Caesarean delivery and risk of atopy and allergic disesase: meta-analyses


Peter Bager, Department of Epidemiology Research, Statens Serum Institut, Artillerivej 5, DK-2300 Copenhagen S, Denmark. E-mail:


Background Studies of delivery by caesarean section (c-section) and the offspring's risk of allergic diseases are of current interest due to concerns about the increased use of c-section in many countries. However, previous studies have reported inconsistent findings.

Objective We investigated whether delivery by c-section is associated with an increased risk of atopy and allergic disease by reviewing the literature, performing a meta-analysis, and assessing publication bias.

Methods We used a systematic literature search of MEDLINE (1966 to May 2007). Six common allergic outcomes were included: food allergy/food atopy, inhalant atopy, eczema/atopic dermatitis, allergic rhinitis, asthma, and hospitalization for asthma. For each outcome a meta-analysis was performed, where a summary odds ratio (OR) was calculated taking into account heterogeneity between the study-specific relative risks. Publication bias was assessed using the funnel plot method.
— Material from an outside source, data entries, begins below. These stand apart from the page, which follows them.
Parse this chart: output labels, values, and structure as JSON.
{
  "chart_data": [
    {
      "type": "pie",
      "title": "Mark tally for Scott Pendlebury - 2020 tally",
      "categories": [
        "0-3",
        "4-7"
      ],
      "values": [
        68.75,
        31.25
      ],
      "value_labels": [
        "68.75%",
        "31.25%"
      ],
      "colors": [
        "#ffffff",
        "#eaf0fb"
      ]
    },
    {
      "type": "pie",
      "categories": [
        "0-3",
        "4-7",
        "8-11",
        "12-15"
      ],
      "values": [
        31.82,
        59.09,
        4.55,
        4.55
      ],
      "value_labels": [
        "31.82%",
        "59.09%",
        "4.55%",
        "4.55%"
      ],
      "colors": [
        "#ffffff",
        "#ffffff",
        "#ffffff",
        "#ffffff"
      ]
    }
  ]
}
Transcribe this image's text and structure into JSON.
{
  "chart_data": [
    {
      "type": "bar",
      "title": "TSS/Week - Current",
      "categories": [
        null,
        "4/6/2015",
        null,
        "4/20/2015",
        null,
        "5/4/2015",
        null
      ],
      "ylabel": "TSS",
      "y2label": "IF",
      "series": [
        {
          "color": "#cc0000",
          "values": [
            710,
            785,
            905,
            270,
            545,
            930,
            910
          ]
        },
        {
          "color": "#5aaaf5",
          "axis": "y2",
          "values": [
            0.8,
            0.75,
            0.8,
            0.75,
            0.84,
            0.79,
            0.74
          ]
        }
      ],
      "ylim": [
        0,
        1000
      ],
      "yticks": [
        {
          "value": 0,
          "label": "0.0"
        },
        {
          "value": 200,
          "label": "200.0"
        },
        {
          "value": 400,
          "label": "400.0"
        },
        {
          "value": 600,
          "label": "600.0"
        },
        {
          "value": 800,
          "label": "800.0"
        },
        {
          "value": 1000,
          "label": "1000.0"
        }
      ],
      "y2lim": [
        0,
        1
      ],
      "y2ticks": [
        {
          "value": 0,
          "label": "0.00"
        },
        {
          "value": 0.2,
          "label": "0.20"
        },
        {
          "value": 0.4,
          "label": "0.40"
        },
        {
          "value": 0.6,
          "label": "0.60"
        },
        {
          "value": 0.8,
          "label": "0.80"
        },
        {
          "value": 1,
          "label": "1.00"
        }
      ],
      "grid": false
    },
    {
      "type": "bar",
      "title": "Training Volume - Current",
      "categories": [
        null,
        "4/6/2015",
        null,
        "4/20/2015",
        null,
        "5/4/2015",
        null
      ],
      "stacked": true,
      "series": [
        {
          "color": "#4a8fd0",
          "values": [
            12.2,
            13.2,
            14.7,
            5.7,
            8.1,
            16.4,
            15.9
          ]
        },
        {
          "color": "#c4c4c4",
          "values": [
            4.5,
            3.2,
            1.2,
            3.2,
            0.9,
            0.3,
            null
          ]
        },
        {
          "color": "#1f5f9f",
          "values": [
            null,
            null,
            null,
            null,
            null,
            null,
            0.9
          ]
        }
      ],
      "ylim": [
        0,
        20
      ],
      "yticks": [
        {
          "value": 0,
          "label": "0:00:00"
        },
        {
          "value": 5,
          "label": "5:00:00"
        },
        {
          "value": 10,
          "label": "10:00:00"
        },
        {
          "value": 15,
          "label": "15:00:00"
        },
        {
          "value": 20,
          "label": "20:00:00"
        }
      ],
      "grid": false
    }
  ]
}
Results We identified 26 studies on delivery by c-section and one or more of the six allergic outcomes. C-section was associated with an increased summary OR of food allergy/food atopy (OR 1.32, 95% CI 1.12–1.55; six studies), allergic rhinitis (OR 1.23, 95% CI 1.12–1.35; seven studies), asthma (OR 1.18, 95% CI 1.05–1.32; 13 studies), and hospitalization for asthma (OR 1.21, 95% CI 1.12–1.31; seven studies), whereas there was no association with inhalant atopy (OR 1.06, 95% CI 0.82–1.38; four studies) and eczema/atopic dermatitis (OR 1.03, 95% CI 0.98–1.09; six studies). Funnel plots indicated that the association with food allergy/food atopy could be difficult to interpret due to publication bias. For each significant association with an allergic outcome, only 1–4% of cases were attributable to c-section.

Conclusion Delivery by c-section is associated with a moderate risk increase for allergic rhinitis, asthma, hospitalization for asthma, and perhaps food allergy/food atopy, but not with inhalant atopy or atopic dermatitis. The increased use of c-section during the last decades is unlikely to have contributed much to the allergy epidemic observed during the same period.